Jeff Savlov, a family business and wealth consultant, told ROI-NJ in an email that he hasn’t heard much in the way of concern from clients.

“If anything, they think it is overblown,” he said. “They are growing their businesses and thinking about transitioning to the next generation in terms of developing family talent and family owners. This is not on their radar.”

Savlov, founder of Highland Park-based Blum & Savlov LLP, did give the caveat that it might be that his current stable of clients are not dealing in industries that would be more heavily affected.

Alan Sobel.

Alan Sobel, who deals with a wide range of family-run business clients as managing member of Livingston-based SobelCo, has found the current level of concern does tend vary from one industry to the next.

“We do have clients that will be potentially more impacted than others — those sourcing products from China are concerned about being able to maintain a flow of inventory,” he said. “And some sell to China, which also could present significant challenges.”

Sobel and his team have been busy measuring the exposure and risks for these businesses, as well as helping them find a supply chain alternative when there is one. Some clients were already in the middle of that, given the U.S.-China trade war.

For any other private enterprise — especially those that rely on profit margins to support their family — a moment of shakiness in the economy is a time that business advisers expect clients will do some amount of introspection.

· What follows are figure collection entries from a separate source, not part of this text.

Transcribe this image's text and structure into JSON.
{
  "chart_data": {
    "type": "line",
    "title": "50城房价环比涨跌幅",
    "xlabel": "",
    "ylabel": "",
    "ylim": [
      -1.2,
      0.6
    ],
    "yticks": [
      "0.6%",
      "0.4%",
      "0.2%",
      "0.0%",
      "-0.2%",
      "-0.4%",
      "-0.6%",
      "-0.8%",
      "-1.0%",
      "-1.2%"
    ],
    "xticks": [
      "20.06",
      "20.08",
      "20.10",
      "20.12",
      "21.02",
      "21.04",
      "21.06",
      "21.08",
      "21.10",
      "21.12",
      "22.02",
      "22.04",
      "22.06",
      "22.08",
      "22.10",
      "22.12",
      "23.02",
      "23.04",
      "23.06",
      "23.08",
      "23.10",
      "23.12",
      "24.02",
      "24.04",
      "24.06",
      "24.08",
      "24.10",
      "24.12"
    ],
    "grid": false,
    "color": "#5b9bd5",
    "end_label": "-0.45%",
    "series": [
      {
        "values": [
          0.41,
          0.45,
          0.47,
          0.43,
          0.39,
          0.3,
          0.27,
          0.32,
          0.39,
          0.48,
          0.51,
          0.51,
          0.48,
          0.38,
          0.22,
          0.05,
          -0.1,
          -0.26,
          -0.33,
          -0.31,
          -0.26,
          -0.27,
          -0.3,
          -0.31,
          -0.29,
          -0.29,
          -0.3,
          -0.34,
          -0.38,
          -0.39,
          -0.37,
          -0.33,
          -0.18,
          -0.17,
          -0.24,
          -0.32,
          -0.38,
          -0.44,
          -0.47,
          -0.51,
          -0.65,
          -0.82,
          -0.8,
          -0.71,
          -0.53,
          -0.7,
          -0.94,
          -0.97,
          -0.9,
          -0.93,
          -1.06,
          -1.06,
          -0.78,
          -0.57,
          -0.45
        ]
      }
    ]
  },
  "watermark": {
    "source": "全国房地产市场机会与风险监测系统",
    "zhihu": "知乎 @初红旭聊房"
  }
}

“What this might raise the specter of … is whether too much financial risk is concentrated in your family business,” Sobel said. “On the other side, people may be looking at the stock market and thinking, ‘What are we going to do with our money, anyway?’”

Daniel Geltrude.

Daniel Geltrude of the Nutley-based accounting firm Geltrude & Co. LLC, said that, even for a family business that’s part of a supply chain that includes products from China or other places weighing coronavirus quarantines, concern is understandable — but no major decisions regarding a company’s future should be based on it.

“It’s fear that’s currently driving what’s happening in the market, because the numbers thus far are just not there for this to have the massive economic impact we’re seeing it expected to have,” he said. “This is largely emotion. … Do you ever really make good decisions when you’re emotional?”

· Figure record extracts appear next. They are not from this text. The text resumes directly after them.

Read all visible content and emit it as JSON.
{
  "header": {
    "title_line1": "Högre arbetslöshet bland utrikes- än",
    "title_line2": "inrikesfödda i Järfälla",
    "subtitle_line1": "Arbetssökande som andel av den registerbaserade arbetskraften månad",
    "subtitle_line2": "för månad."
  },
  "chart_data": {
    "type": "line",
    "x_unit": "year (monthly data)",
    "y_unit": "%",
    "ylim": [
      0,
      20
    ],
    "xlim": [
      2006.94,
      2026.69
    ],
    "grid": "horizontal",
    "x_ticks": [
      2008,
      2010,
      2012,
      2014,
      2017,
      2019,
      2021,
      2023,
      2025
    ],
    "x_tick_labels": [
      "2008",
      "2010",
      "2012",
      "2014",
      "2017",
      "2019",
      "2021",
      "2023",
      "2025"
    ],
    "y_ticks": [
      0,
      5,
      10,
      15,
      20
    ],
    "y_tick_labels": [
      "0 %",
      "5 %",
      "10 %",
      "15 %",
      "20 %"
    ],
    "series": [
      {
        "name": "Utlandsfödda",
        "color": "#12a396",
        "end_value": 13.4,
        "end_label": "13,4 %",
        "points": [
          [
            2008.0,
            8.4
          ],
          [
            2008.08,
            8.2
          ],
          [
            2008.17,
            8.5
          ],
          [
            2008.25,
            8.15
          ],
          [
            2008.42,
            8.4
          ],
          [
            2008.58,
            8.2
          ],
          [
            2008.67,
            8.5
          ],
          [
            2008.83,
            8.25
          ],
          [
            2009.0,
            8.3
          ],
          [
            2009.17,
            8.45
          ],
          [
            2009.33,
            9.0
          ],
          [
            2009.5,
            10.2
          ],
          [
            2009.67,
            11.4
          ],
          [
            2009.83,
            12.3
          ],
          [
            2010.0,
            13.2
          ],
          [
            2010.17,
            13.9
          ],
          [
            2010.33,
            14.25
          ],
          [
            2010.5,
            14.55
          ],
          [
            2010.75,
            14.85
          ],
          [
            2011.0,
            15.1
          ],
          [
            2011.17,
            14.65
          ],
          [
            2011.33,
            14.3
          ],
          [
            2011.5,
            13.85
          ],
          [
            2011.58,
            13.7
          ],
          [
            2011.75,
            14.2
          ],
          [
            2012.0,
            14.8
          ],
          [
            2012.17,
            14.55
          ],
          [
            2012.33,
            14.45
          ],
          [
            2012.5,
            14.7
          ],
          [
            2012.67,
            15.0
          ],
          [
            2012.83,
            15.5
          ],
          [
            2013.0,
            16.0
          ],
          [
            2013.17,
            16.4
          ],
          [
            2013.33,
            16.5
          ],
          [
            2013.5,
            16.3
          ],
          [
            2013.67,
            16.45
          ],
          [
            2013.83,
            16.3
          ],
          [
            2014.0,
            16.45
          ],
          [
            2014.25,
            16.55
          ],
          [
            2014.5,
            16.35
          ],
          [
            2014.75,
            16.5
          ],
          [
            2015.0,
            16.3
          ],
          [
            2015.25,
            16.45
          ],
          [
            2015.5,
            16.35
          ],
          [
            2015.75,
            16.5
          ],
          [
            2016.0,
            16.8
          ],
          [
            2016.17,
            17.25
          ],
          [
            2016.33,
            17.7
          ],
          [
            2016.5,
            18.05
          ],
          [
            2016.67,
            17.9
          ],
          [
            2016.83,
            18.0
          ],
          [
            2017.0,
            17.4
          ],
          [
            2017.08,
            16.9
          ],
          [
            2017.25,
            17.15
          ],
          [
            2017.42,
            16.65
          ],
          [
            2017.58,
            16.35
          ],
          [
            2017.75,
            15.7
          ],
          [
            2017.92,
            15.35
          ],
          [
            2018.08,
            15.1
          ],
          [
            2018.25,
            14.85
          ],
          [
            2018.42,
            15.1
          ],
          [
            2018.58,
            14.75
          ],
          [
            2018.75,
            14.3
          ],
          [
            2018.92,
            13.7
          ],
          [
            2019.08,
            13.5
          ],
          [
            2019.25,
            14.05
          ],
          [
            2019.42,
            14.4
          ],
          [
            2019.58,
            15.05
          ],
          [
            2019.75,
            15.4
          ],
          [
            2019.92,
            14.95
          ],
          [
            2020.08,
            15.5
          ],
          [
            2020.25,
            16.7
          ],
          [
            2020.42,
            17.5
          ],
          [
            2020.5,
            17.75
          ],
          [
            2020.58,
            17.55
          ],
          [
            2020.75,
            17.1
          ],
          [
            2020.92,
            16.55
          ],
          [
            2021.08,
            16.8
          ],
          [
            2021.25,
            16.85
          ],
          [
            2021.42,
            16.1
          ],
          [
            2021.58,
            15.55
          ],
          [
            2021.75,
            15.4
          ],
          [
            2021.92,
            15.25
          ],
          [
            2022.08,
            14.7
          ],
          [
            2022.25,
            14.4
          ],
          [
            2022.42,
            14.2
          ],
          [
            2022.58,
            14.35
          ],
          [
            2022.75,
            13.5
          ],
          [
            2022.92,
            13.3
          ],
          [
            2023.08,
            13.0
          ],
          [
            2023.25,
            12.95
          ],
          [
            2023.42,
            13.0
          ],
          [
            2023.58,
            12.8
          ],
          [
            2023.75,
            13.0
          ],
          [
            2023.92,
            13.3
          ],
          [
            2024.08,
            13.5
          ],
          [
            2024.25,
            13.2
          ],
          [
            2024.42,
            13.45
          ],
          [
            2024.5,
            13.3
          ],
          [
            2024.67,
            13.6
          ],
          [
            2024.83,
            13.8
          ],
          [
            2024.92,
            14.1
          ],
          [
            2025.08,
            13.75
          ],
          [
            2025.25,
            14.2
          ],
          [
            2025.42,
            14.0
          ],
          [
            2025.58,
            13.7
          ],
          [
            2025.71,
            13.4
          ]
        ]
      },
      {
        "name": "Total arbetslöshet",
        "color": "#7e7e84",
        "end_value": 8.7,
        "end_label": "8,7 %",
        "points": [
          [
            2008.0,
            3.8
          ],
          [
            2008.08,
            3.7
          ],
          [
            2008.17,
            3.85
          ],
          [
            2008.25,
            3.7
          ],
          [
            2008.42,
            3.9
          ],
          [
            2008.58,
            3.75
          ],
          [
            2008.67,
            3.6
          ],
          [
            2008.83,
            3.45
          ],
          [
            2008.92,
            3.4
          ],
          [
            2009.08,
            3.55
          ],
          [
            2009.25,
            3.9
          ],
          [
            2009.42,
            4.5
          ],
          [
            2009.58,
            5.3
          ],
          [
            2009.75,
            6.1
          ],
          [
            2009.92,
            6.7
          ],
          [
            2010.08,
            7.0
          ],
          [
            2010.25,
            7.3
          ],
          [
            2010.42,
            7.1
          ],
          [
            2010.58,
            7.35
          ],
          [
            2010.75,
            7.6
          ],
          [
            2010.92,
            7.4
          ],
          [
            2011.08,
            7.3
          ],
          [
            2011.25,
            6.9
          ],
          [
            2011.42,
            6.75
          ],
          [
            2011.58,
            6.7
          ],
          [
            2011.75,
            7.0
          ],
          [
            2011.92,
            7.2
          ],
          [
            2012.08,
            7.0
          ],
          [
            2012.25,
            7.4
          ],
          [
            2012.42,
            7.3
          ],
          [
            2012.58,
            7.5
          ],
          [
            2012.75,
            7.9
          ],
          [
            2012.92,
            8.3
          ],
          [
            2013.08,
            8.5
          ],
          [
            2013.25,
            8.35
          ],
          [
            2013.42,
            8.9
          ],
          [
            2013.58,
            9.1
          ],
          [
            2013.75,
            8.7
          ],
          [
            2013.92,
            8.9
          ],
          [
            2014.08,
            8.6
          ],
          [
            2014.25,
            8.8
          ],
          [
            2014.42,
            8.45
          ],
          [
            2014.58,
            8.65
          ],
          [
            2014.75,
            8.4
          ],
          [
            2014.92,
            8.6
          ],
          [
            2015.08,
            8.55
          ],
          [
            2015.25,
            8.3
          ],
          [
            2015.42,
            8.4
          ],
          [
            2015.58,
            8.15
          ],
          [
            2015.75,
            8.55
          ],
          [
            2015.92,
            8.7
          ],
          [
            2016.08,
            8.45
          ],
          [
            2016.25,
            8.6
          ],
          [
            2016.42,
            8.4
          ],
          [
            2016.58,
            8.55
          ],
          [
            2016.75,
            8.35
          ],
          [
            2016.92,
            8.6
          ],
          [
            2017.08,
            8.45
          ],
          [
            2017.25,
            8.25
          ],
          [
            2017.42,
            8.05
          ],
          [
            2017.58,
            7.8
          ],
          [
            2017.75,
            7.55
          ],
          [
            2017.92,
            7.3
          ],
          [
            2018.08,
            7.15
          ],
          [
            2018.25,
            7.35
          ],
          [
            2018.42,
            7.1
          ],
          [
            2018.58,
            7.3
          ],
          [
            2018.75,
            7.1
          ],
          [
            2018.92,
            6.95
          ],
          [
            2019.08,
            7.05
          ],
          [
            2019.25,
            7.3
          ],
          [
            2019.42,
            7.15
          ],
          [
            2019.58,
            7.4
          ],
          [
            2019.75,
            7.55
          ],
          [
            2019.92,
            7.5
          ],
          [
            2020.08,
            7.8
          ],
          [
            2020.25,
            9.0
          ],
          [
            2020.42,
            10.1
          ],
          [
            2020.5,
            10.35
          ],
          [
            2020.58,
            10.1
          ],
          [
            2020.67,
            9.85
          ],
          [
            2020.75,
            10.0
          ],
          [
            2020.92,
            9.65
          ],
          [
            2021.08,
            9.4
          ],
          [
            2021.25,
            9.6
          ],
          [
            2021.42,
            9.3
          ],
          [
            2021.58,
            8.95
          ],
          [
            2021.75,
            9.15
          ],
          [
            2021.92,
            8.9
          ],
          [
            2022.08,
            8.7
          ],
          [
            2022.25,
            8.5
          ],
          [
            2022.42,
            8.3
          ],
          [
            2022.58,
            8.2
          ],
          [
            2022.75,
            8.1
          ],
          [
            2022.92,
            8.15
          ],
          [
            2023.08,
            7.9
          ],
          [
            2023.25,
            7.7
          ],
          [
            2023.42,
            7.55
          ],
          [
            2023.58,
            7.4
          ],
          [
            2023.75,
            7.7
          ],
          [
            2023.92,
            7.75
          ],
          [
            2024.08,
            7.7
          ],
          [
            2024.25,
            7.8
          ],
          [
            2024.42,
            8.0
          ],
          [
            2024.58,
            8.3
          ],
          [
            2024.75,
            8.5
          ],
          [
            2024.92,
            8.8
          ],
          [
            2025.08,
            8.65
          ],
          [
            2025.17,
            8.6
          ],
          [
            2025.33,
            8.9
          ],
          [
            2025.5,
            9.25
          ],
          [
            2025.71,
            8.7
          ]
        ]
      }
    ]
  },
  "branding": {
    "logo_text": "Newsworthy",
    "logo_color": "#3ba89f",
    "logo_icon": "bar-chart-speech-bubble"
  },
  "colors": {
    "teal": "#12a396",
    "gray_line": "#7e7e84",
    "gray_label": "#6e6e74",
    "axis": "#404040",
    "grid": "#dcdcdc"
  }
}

In fact, Geltrude thinks there might be more good than bad in the current news cycle for local midsized businesses.

“Interest rates coming down means borrowing is getting cheaper,” he said. “That’s not great news for lenders, but it is good news for consumers. Businesses should be looking at their debt structure and potentially shopping it out to get better deals.”

A lot of how optimistic family businesses can remain depends on what news there is to come on the virus that could potentially be declared a pandemic.

And it’s health officials, not family business advisers, who will have more to say about that.

“For now, plan for the worst, hope for the best,” Sobel said. “That’s really the best you can do.”